Tuesday, April 18, 2017

Sun Coming to the Orchard





Sun Coming to the Orchard
By Elece Hollis



       There is shade this morning on the orchard where fog lay heavy last night and through the dawn. As I watch, sunlight falls on the grass and spreads in a stream across it. Rows of trees stand tall working hard to leaf out and flower. These flowers will be our pecans come November. First the flowers and then green hulls and inside them woody shells begin. Inside these a green fluid that will form a pecan nut.

A palliated woodpecker hammers in one of the old oaks along the creek bank. Sun now is so inviting I am tempted to walk out in the pasture where cows are moving slow and silently grazing. Our old white horse quivers and shakes at the first horse flies of the season. Somedays that can make him run and kick and bellow.
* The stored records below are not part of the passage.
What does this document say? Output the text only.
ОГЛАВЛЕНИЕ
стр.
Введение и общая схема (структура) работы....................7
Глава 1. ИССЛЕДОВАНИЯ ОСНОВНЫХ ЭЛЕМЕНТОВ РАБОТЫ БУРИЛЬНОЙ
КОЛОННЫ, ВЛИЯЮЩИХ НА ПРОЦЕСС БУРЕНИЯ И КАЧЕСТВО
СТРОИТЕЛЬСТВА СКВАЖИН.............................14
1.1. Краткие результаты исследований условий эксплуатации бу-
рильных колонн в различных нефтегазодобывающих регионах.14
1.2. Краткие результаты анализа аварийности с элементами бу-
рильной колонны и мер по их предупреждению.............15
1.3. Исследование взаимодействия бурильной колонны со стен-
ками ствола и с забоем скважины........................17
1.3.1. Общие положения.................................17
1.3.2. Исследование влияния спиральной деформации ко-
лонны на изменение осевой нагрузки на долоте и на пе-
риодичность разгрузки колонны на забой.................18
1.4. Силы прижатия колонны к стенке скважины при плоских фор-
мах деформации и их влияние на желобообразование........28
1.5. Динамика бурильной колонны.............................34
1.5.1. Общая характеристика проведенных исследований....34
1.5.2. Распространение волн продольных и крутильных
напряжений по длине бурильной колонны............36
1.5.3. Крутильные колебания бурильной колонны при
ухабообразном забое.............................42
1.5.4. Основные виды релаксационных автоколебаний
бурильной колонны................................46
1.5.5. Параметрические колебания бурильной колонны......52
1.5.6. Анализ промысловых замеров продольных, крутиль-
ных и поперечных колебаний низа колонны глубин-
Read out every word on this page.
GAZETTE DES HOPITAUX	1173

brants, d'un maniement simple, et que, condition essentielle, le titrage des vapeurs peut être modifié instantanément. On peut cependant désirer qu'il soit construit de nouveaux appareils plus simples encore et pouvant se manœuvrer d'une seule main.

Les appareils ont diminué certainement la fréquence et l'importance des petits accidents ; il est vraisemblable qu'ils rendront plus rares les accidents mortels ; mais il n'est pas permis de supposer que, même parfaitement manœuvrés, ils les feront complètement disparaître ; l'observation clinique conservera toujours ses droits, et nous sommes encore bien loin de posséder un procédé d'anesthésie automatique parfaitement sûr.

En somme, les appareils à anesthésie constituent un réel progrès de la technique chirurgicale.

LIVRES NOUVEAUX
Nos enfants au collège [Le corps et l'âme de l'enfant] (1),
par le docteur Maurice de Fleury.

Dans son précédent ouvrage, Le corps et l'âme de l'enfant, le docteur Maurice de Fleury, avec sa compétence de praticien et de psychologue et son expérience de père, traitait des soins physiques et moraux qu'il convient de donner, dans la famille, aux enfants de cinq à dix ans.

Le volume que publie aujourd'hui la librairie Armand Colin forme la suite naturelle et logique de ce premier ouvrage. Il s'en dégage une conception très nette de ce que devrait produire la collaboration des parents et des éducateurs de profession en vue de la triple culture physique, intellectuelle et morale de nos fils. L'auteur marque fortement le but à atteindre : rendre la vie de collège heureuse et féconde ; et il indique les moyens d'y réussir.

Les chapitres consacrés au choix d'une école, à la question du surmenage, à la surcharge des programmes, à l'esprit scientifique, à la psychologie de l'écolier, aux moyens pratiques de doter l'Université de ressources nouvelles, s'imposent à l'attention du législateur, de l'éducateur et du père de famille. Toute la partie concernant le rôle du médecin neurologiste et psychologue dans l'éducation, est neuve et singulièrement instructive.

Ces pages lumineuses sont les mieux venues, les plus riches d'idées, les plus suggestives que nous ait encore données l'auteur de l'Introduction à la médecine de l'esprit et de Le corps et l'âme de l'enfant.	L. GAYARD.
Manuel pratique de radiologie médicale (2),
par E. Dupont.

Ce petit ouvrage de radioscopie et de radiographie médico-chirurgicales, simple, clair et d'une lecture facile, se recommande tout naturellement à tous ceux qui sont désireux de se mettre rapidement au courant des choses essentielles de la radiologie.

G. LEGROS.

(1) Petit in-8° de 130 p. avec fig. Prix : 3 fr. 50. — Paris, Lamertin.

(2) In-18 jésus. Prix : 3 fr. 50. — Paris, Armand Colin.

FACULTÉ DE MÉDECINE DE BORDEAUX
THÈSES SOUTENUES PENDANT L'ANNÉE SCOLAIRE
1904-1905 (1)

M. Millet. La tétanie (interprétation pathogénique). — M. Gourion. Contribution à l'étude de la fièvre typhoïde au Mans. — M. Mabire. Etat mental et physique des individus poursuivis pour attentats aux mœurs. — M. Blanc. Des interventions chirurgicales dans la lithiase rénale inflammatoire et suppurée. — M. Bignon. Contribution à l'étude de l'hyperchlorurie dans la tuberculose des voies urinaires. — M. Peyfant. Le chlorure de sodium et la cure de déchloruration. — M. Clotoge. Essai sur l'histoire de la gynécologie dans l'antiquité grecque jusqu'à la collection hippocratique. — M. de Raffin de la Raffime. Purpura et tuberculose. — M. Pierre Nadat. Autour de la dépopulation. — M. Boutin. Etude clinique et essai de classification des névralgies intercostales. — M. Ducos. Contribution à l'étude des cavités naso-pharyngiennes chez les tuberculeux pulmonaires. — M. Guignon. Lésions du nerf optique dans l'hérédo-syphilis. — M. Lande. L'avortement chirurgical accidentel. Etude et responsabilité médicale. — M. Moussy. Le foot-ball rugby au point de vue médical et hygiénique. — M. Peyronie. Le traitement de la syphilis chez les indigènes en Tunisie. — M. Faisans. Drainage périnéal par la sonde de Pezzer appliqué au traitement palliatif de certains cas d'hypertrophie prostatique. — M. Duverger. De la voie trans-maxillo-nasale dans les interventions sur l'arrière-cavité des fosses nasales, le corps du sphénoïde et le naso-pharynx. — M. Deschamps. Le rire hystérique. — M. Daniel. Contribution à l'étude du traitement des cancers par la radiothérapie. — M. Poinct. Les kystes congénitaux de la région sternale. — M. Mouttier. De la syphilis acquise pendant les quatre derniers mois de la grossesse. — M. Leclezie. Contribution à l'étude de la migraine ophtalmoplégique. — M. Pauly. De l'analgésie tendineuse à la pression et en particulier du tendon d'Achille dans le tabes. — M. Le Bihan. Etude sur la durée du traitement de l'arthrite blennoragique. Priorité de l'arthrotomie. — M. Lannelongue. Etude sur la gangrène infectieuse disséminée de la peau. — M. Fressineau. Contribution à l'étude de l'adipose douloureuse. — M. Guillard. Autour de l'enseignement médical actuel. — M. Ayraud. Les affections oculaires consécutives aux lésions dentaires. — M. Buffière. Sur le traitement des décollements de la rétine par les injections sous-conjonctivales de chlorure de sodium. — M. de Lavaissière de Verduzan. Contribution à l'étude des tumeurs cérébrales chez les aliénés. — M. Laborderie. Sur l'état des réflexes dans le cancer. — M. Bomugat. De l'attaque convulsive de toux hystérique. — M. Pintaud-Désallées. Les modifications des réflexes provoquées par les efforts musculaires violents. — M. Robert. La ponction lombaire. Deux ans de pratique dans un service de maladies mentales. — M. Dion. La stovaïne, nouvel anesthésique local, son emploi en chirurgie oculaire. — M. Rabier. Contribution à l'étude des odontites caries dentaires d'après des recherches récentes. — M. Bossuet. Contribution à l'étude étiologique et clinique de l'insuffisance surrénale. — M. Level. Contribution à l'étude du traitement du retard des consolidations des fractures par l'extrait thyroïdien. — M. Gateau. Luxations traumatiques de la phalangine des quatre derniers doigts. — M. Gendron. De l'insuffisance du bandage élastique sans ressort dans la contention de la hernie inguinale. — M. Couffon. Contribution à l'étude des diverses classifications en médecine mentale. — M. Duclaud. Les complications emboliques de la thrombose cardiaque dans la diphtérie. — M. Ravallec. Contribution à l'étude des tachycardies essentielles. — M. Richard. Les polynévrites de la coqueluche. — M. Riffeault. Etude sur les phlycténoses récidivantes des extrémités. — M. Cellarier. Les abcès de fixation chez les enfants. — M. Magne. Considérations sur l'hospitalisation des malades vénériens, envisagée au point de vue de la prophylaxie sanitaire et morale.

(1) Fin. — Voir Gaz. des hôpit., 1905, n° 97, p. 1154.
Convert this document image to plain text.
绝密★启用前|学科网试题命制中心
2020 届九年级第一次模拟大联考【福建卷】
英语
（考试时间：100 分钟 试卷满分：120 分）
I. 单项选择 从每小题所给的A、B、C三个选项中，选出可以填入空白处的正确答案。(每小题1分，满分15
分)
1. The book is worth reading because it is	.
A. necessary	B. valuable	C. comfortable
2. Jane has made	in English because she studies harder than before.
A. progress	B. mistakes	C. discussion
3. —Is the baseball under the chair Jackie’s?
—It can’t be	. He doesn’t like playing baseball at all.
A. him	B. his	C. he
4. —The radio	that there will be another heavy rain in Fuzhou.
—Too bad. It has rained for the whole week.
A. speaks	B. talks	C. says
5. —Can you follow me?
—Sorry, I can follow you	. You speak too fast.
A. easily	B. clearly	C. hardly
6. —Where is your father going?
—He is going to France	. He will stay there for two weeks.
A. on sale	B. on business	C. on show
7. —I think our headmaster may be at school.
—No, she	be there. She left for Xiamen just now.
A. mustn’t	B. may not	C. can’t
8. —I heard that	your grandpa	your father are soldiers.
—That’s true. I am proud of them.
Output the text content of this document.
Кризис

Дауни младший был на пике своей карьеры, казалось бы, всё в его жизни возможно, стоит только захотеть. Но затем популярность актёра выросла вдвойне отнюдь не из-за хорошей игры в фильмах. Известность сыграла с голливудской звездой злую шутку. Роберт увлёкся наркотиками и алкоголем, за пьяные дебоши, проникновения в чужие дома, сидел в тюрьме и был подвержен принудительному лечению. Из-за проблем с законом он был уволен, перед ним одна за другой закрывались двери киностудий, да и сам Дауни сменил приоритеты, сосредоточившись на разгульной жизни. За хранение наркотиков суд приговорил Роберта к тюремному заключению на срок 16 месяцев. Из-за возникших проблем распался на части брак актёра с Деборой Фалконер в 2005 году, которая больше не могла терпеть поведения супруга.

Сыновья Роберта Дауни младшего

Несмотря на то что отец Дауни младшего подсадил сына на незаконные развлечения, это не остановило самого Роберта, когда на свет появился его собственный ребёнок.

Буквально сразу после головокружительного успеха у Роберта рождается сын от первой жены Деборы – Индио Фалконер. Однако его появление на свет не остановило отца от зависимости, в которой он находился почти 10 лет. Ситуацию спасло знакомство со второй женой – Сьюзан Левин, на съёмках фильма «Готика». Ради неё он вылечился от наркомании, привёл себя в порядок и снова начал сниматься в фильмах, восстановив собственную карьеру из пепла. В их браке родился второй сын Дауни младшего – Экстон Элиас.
The swing hangs still on the porch––a Carolina wren perched on the chain. He will build a nest in the crape myrtle bush and raise another pair of fledglings. I love these perky little wrens with red tail feathers that jut up and down as he moves in and out of the branches.

The irises are beginning to fade. They last such a short time but they are glorious. The peonies are budding the size of shooter marbles. They will be a soft pink with streaks of hot pink running through them. Their heads too heavy to stay upright; they pray with bowed heads that would overjoy a preacher.

Do you hear the doves cooing at the morning? They seem the laziest of birds sauntering under the sycamore tree cooing softly. Never flitting here and there nest building, never swooping and swishing like the barn swallows, never hopping about like robins searching the grass for worms. They seem to love the sound of their own voices. Their song––mellow and sweet––like that of a mother rocking alone after her children are grown, singing the old lullabies to her own heart––remembering.

Today the air will heat up warm and wonderful as toast. We will enjoy sitting outside letting the heat and light soak into our souls refueling us from the long winter. We will stop and smell roses. We will listen to tree frogs singing after a rain and we will pause to hear the cottonwood leaves in the evening wind rustle and rattle a drumbeat.

Nature raises its thousand voices in praise of the Creator. Light, color, rhythm, texture, song; everywhere rising––constantly swaying––a dance. Life.